Les mystifications de Caillot-Duval: Choix de ses lettres les plus amusantes avec les réponses de ses victimes
IX
A M. Aubert, organiste à Nancy. [30]
(Caillot-Duval lui demande des renseignements en termes si tendres pour Madame Aubert que le mari se croit obligé de défendre sa vertu).
Un de mes proches, qui arrive de Nancy, mon cher monsieur et bon ami (passez-moi cette expression familière, indice certain d'un cœur sans fard), m'a raconté à son déguêtré (notez qu'il est venu par le coche), une petite aventure qui vous est arrivée depuis peu; elle vous fait beaucoup d'honneur dans le public; mais je vous avoue qu'elle m'a paru si plaisante que je voudrois en savoir par vous même les détails. Je veux parler de ce chevalier de Saint-Louis qui est venu sans y être invité, partager votre rôti, avec vous et madame votre épouse. Je crains bien qu'elle ne m'ait oublié; je ne me rappelle jamais sans une douce émotion, les petits repas que nous avons pris ensemble sur le verd gazon; là couchés mollement sur des tapis de verdure, le gazouillement des eaux et le murmure des oiseaux nous rappelloient ces petites bucoliques du poëte Mantouan, qui s'est immortalisé par les beaux discours sentimentaux qu'il a mis dans la bouche de Tityre. Mais, hélas! (et heureusement pour vous) nous étions encore dans cet âge, où si le cœur parle, au moins est-il dans l'impossibilité d'agir.

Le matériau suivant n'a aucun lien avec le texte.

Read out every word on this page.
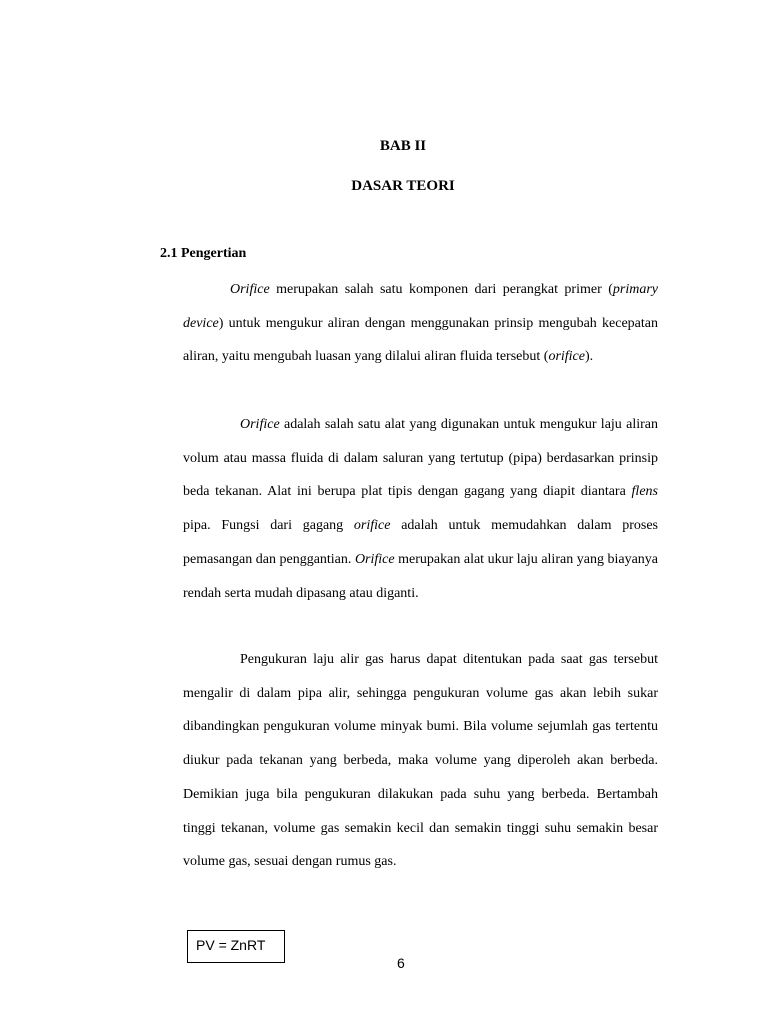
BAB II
DASAR TEORI
2.1 Pengertian

Orifice merupakan salah satu komponen dari perangkat primer (primary device) untuk mengukur aliran dengan menggunakan prinsip mengubah kecepatan aliran, yaitu mengubah luasan yang dilalui aliran fluida tersebut (orifice).

Orifice adalah salah satu alat yang digunakan untuk mengukur laju aliran volum atau massa fluida di dalam saluran yang tertutup (pipa) berdasarkan prinsip beda tekanan. Alat ini berupa plat tipis dengan gagang yang diapit diantara flens pipa. Fungsi dari gagang orifice adalah untuk memudahkan dalam proses pemasangan dan penggantian. Orifice merupakan alat ukur laju aliran yang biayanya rendah serta mudah dipasang atau diganti.

Pengukuran laju alir gas harus dapat ditentukan pada saat gas tersebut mengalir di dalam pipa alir, sehingga pengukuran volume gas akan lebih sukar dibandingkan pengukuran volume minyak bumi. Bila volume sejumlah gas tertentu diukur pada tekanan yang berbeda, maka volume yang diperoleh akan berbeda. Demikian juga bila pengukuran dilakukan pada suhu yang berbeda. Bertambah tinggi tekanan, volume gas semakin kecil dan semakin tinggi suhu semakin besar volume gas, sesuai dengan rumus gas.

PV = ZnRT
6
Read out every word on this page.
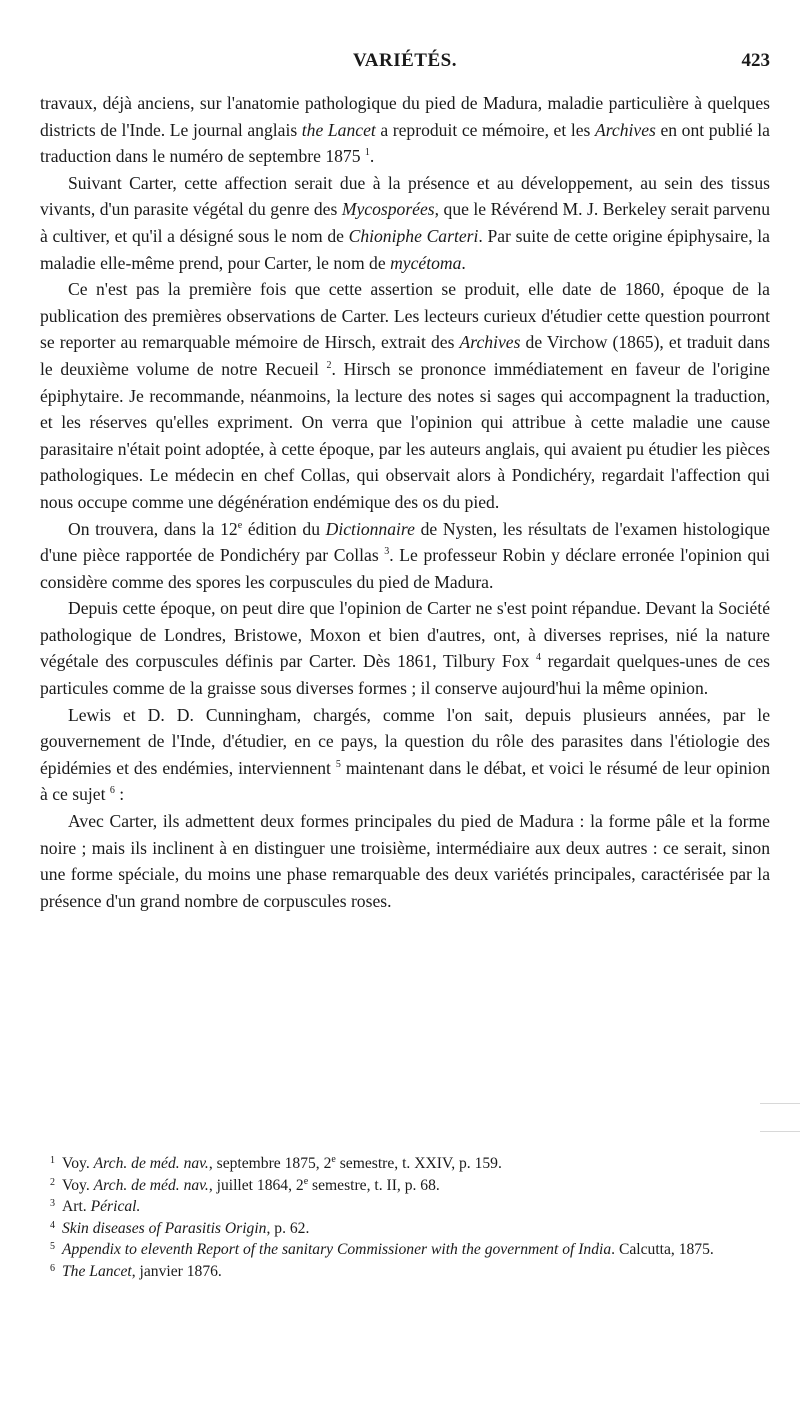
VARIÉTÉS.	423

travaux, déjà anciens, sur l'anatomie pathologique du pied de Madura, maladie particulière à quelques districts de l'Inde. Le journal anglais the Lancet a reproduit ce mémoire, et les Archives en ont publié la traduction dans le numéro de septembre 1875 $^1$.

Suivant Carter, cette affection serait due à la présence et au développement, au sein des tissus vivants, d'un parasite végétal du genre des Mycosporées, que le Révérend M. J. Berkeley serait parvenu à cultiver, et qu'il a désigné sous le nom de Chioniphe Carteri. Par suite de cette origine épiphysaire, la maladie elle-même prend, pour Carter, le nom de mycétoma.

Ce n'est pas la première fois que cette assertion se produit, elle date de 1860, époque de la publication des premières observations de Carter. Les lecteurs curieux d'étudier cette question pourront se reporter au remarquable mémoire de Hirsch, extrait des Archives de Virchow (1865), et traduit dans le deuxième volume de notre Recueil $^2$. Hirsch se prononce immédiatement en faveur de l'origine épiphytaire. Je recommande, néanmoins, la lecture des notes si sages qui accompagnent la traduction, et les réserves qu'elles expriment. On verra que l'opinion qui attribue à cette maladie une cause parasitaire n'était point adoptée, à cette époque, par les auteurs anglais, qui avaient pu étudier les pièces pathologiques. Le médecin en chef Collas, qui observait alors à Pondichéry, regardait l'affection qui nous occupe comme une dégénération endémique des os du pied.

On trouvera, dans la 12e édition du Dictionnaire de Nysten, les résultats de l'examen histologique d'une pièce rapportée de Pondichéry par Collas $^3$. Le professeur Robin y déclare erronée l'opinion qui considère comme des spores les corpuscules du pied de Madura.

Depuis cette époque, on peut dire que l'opinion de Carter ne s'est point répandue. Devant la Société pathologique de Londres, Bristowe, Moxon et bien d'autres, ont, à diverses reprises, nié la nature végétale des corpuscules définis par Carter. Dès 1861, Tilbury Fox $^4$ regardait quelques-unes de ces particules comme de la graisse sous diverses formes ; il conserve aujourd'hui la même opinion.

Lewis et D. D. Cunningham, chargés, comme l'on sait, depuis plusieurs années, par le gouvernement de l'Inde, d'étudier, en ce pays, la question du rôle des parasites dans l'étiologie des épidémies et des endémies, interviennent $^5$ maintenant dans le débat, et voici le résumé de leur opinion à ce sujet $^6$ :

Avec Carter, ils admettent deux formes principales du pied de Madura : la forme pâle et la forme noire ; mais ils inclinent à en distinguer une troisième, intermédiaire aux deux autres : ce serait, sinon une forme spéciale, du moins une phase remarquable des deux variétés principales, caractérisée par la présence d'un grand nombre de corpuscules roses.

1 Voy. Arch. de méd. nav., septembre 1875, 2e semestre, t. XXIV, p. 159.

2 Voy. Arch. de méd. nav., juillet 1864, 2e semestre, t. II, p. 68.

3 Art. Pérical.

4 Skin diseases of Parasitis Origin, p. 62.

5 Appendix to eleventh Report of the sanitary Commissioner with the government of India. Calcutta, 1875.

6 The Lancet, janvier 1876.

J'ai passé le plus fort de ma jeunesse, c'est-à-dire jusqu'à douze ans à Nancy; je me rappelle toujours avec attendrissement ces lieux chéris, où je n'ai connu que l'innocence, où je me nourrissois des mets les plus frugaux, si ce n'est pendant les carnavaux, où je passois sans cesse de régaux en régaux: enfin, fixé dans la capitale, attaché indissolublement à un corps respectable, je profiterai de la première occasion pour voler dans vos climats, qui retentissent si mélodieusement sous les touches bruyantes, mais moëlleuses, que vos doigts nerveux, mais souples, agitent d'une manière non moins séduisante que relevée; je ne vous en dirai pas davantage, ce sera pour ma prochaine lettre. J'espère que notre correspondance n'en restera pas là.

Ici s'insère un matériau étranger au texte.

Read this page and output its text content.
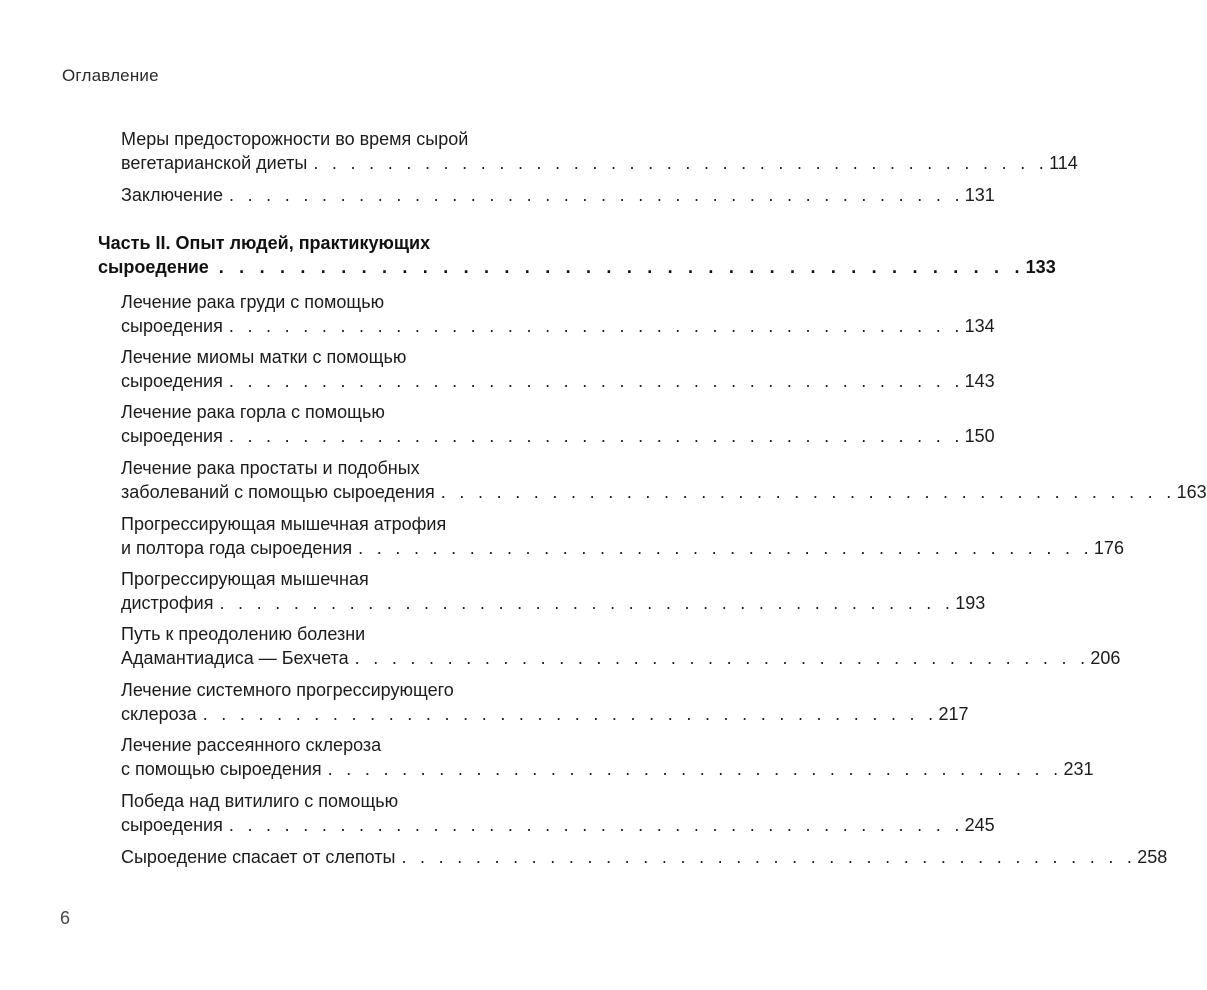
Оглавление
Меры предосторожности во время сырой
вегетарианской диеты . . . . . . . . . . . . . . . . . . . . . . . . . . . . . . . . . . . . . . . . 114
Заключение . . . . . . . . . . . . . . . . . . . . . . . . . . . . . . . . . . . . . . . . 131
Часть II. Опыт людей, практикующих
сыроедение . . . . . . . . . . . . . . . . . . . . . . . . . . . . . . . . . . . . . . . . 133
Лечение рака груди с помощью
сыроедения . . . . . . . . . . . . . . . . . . . . . . . . . . . . . . . . . . . . . . . . 134
Лечение миомы матки с помощью
сыроедения . . . . . . . . . . . . . . . . . . . . . . . . . . . . . . . . . . . . . . . . 143
Лечение рака горла с помощью
сыроедения . . . . . . . . . . . . . . . . . . . . . . . . . . . . . . . . . . . . . . . . 150
Лечение рака простаты и подобных
заболеваний с помощью сыроедения . . . . . . . . . . . . . . . . . . . . . . . . . . . . . . . . . . . . . . . . 163
Прогрессирующая мышечная атрофия
и полтора года сыроедения . . . . . . . . . . . . . . . . . . . . . . . . . . . . . . . . . . . . . . . . 176
Прогрессирующая мышечная
дистрофия . . . . . . . . . . . . . . . . . . . . . . . . . . . . . . . . . . . . . . . . 193
Путь к преодолению болезни
Адамантиадиса — Бехчета . . . . . . . . . . . . . . . . . . . . . . . . . . . . . . . . . . . . . . . . 206
Лечение системного прогрессирующего
склероза . . . . . . . . . . . . . . . . . . . . . . . . . . . . . . . . . . . . . . . . 217
Лечение рассеянного склероза
с помощью сыроедения . . . . . . . . . . . . . . . . . . . . . . . . . . . . . . . . . . . . . . . . 231
Победа над витилиго с помощью
сыроедения . . . . . . . . . . . . . . . . . . . . . . . . . . . . . . . . . . . . . . . . 245
Сыроедение спасает от слепоты . . . . . . . . . . . . . . . . . . . . . . . . . . . . . . . . . . . . . . . . 258
6
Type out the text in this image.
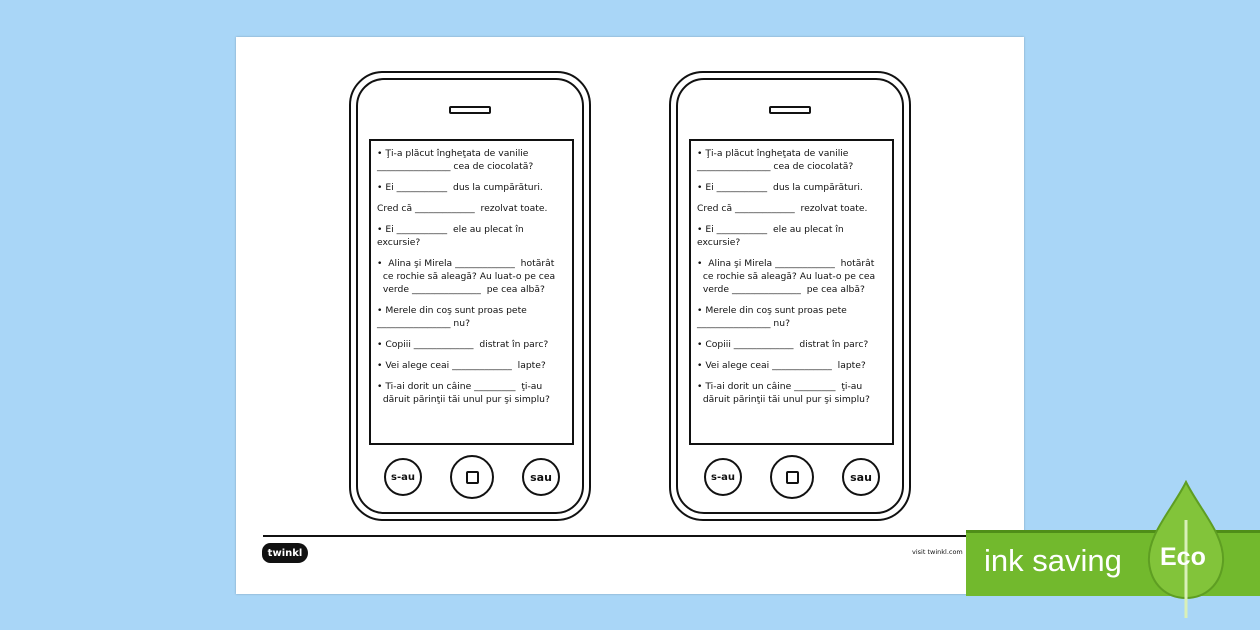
• Ţi-a plăcut îngheţata de vanilie
________________ cea de ciocolată?
• Ei ___________  dus la cumpărături.
Cred că _____________  rezolvat toate.
• Ei ___________  ele au plecat în excursie?
•  Alina şi Mirela _____________  hotărât
ce rochie să aleagă? Au luat-o pe cea
verde _______________  pe cea albă?
• Merele din coş sunt proas pete
________________ nu?
• Copiii _____________  distrat în parc?
• Vei alege ceai _____________  lapte?
• Ti-ai dorit un câine _________  ţi-au
dăruit părinţii tăi unul pur şi simplu?
s-au	sau
• Ţi-a plăcut îngheţata de vanilie
________________ cea de ciocolată?
• Ei ___________  dus la cumpărături.
Cred că _____________  rezolvat toate.
• Ei ___________  ele au plecat în excursie?
•  Alina şi Mirela _____________  hotărât
ce rochie să aleagă? Au luat-o pe cea
verde _______________  pe cea albă?
• Merele din coş sunt proas pete
________________ nu?
• Copiii _____________  distrat în parc?
• Vei alege ceai _____________  lapte?
• Ti-ai dorit un câine _________  ţi-au
dăruit părinţii tăi unul pur şi simplu?
s-au	sau
twinkl	visit twinkl.com ink saving Eco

Je compte que vous aurez la bonté de m'éclaircir au plus tôt le fait principal de cette lettre. J'ai fait un pari que votre réponse décidera.—J'ai l'honneur d'être avec attendrissement, mon cher monsieur et bon ami, votre, etc.—CAILLOT-DUVAL.
Réponse
Nancy, le 24 décembre 1785.
J'ai reçu votre lettre du 19, monsieur, et je suis étonné qu'un évènement aussi simple ait pu se répandre jusques dans la capitale; c'est tout uniment un chevalier de l'ordre royal et militaire de Saint-Louis qui est venu chez nous à l'heure du dîné, et s'est mis à table avec nous [31]. Je le croyois invité par mon épouse, et mon épouse le croyoit invité par moi: ce n'a été qu'au moment de sa sortie que nous avons pu nous expliquer, et que nous avons vu que nous ne le connoissions ni l'un ni l'autre. Quant à mon épouse, elle ne se souvient pas du tout de vous, ni des promenades que vous prétendez avoir fait autrefois avec elle. Je ne sais quel a été votre but en m'écrivant tous ces détails; mais sa réputation est trop bien établie pour qu'on puisse rien croire de fâcheux sur son compte, et si vous avez cru me donner de la jalousie, vous vous êtes trompé; je vous prie, par la suite, de me faire grâce de lettres pareilles, vous obligerez celui qui a l'honneur d'être, monsieur, votre, etc.—AUBERT.